Reading program gets another shot
Following revelations that the touted remedial program was sloppily run, the School Board votes to upgrade it.
By THOMAS C. TOBIN
Published September 13, 2006
LARGO - Stung last month by revelations that an expensive reading initiative has been poorly managed for years, Pinellas school officials said Tuesday they are getting the program on the right track.
With that assurance by school superintendent Clayton Wilcox, the School Board voted unanimously to spend more money on the program, known as Read 180.
Pinellas offers the program to about 3,000 struggling readers in fourth grade through high school. The district bought Read 180 in 1999 for 19 schools and has since expanded it to 75 schools.
Last year, the district spent more than $9.5-million to operate it.
The cost of the upgrade comes to $876,945, which reflects a $55,000 markdown from Scholastic Inc., the worldwide publisher that sells Read 180 to school districts across the United States.
Scholastic came down on the price at a recent meeting after a mini revolt by School Board members, who said they were tired of being asked to approve large annual expenditures for Read 180 while never getting a comprehensive report on whether it worked.
The board's questions led to a workshop, where administrators revealed that Read 180's implementation had been ragged overall.
Though the program relied on students using computers in class each day, computer breakdowns were chronic and took weeks to repair. Some teachers were using reading materials that weren't part of the program. Guidance counselors were placing students in Read 180 who didn't belong there.
Only a handful of Read 180 classrooms in Pinellas were using the curriculum the way it was designed to work, reflecting a problem with training and oversight.
The findings were contained in a report ordered early this year by Wilcox, part of an effort to re-evaluate many of the district's long-running programs.
Both the district and Scholastic have assumed blame for the problems and have vowed to fix them.
Wilcox on Tuesday called the episode a "wakeup call" that would be good for the district and its students.
Margery W. Mayer, the New York-based president of Scholastic Education, told board members the experience had been good for her company as well.
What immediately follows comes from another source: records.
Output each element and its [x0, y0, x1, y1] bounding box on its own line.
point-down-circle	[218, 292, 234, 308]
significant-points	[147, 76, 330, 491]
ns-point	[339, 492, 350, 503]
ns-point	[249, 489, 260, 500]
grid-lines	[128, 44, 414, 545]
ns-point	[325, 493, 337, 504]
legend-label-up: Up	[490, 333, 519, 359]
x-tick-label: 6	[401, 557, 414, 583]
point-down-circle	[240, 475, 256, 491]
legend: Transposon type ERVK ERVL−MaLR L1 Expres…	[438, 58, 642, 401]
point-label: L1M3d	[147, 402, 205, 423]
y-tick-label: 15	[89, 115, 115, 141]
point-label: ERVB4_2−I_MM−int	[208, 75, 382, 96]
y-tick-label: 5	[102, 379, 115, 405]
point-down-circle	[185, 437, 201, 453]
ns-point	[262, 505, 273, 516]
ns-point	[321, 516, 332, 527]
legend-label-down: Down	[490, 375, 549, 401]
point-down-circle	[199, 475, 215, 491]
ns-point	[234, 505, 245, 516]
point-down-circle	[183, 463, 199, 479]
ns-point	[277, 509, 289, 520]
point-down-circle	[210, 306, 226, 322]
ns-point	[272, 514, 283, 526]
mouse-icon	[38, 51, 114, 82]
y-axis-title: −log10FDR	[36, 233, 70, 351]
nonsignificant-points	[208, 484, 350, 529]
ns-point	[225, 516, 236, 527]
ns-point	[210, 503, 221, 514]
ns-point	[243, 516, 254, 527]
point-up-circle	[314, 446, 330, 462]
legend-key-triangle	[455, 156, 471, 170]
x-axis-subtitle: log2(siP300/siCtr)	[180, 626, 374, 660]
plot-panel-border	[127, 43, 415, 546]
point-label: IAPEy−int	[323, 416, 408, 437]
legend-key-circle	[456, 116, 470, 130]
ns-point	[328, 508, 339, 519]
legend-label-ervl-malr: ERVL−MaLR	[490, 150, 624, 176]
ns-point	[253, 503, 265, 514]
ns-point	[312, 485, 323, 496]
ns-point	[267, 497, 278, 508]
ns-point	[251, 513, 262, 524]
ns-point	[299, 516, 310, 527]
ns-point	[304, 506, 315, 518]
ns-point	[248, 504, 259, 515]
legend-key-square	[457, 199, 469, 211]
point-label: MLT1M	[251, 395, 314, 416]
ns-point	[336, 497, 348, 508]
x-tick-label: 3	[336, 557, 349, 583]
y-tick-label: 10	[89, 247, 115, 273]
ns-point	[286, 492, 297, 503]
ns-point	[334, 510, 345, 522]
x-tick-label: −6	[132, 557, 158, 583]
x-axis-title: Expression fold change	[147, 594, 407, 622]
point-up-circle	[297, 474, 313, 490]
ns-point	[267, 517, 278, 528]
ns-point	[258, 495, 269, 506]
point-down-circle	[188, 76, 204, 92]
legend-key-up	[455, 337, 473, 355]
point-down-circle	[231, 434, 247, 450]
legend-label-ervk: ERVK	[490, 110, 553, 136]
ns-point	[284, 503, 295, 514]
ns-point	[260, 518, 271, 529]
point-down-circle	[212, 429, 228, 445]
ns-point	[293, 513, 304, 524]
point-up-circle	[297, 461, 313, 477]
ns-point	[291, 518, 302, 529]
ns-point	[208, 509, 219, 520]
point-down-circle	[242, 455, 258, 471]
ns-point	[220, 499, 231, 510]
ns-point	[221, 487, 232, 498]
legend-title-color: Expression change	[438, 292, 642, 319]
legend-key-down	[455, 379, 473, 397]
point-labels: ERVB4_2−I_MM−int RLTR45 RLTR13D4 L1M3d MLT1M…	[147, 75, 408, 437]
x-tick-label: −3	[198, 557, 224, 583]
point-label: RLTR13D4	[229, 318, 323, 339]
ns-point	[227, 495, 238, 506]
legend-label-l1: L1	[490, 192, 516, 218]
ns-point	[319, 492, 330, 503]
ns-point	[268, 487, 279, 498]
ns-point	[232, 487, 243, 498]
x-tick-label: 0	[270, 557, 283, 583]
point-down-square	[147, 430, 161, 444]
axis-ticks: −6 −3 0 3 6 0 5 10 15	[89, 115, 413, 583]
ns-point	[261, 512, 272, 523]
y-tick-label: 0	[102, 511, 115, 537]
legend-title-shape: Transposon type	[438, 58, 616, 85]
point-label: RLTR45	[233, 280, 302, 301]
"We care very much about what happens here," she said. "We will leave no stone unturned in supporting you."
The world's largest publisher and distributor of children's books, Scholastic reported $2.3-billion in revenues in fiscal 2006, which ended May 31. It is the same company that publishes the wildly successful Harry Potter series. And its prompt response to the Pinellas situation reflected its heavy investment in Read 180.
In the slick brochure touting the successes of Read 180 and a new Read 180 upgrade called the Enterprise Edition, the company highlights Pinellas as one of the school districts where the program "has been successfully implemented."
Wilcox said the bad news coming out of Pinellas has not been good for the company. "This has become a priority for Scholastic on a national level," he told the board.
Scholastic markets Read 180 as "America's Premier Reading Intervention program" and says there are Read 180 programs in more than 7,000 American classrooms.
Each day, Read 180 students spend 20 minutes at the beginning of class in group instruction with their teacher. Over the next 60 minutes, they rotate through three stations: a cluster of computers with interactive computer exercises, a reading area with comfortable chairs for solitary reading, and small-group discussions with the teacher. At the end of the 90-minute class is a 10-minute wrapup session.
One additional problem in Pinellas was that some Read 180 classes were scheduled in time slots that did not allow for the full 90 minutes.
Wilcox and his top administrators said a number of steps are being taken to shore up Read 180. Teachers are being trained in the new Enterprise Edition. Also, the district will be working with technology specialists at schools to reduce technical glitches. Guidance counselors will be briefed to correct the problem of students being improperly assigned to Read 180, and the district will make clear to school administrators the importance of faithfully implementing Read 180.
As part of the upgrade, Read 180 classes will get new materials and new software to allow teachers and district officials to more easily keep track of student progress.
Scholastic's brochures contain numerous bar charts showing reading gains among Read 180 students across the country. But Pinellas will try to generate its own data as part of an ongoing review.
In its recent evaluation, the district found 358 students who had been in classrooms where Read 180 was faithfully implemented. About 64 percent did better than similar students this year on the reading portion of the Florida Comprehensive Assessment Test.
Wilcox plans to give the School Board a followup report on Read 180 in about six months.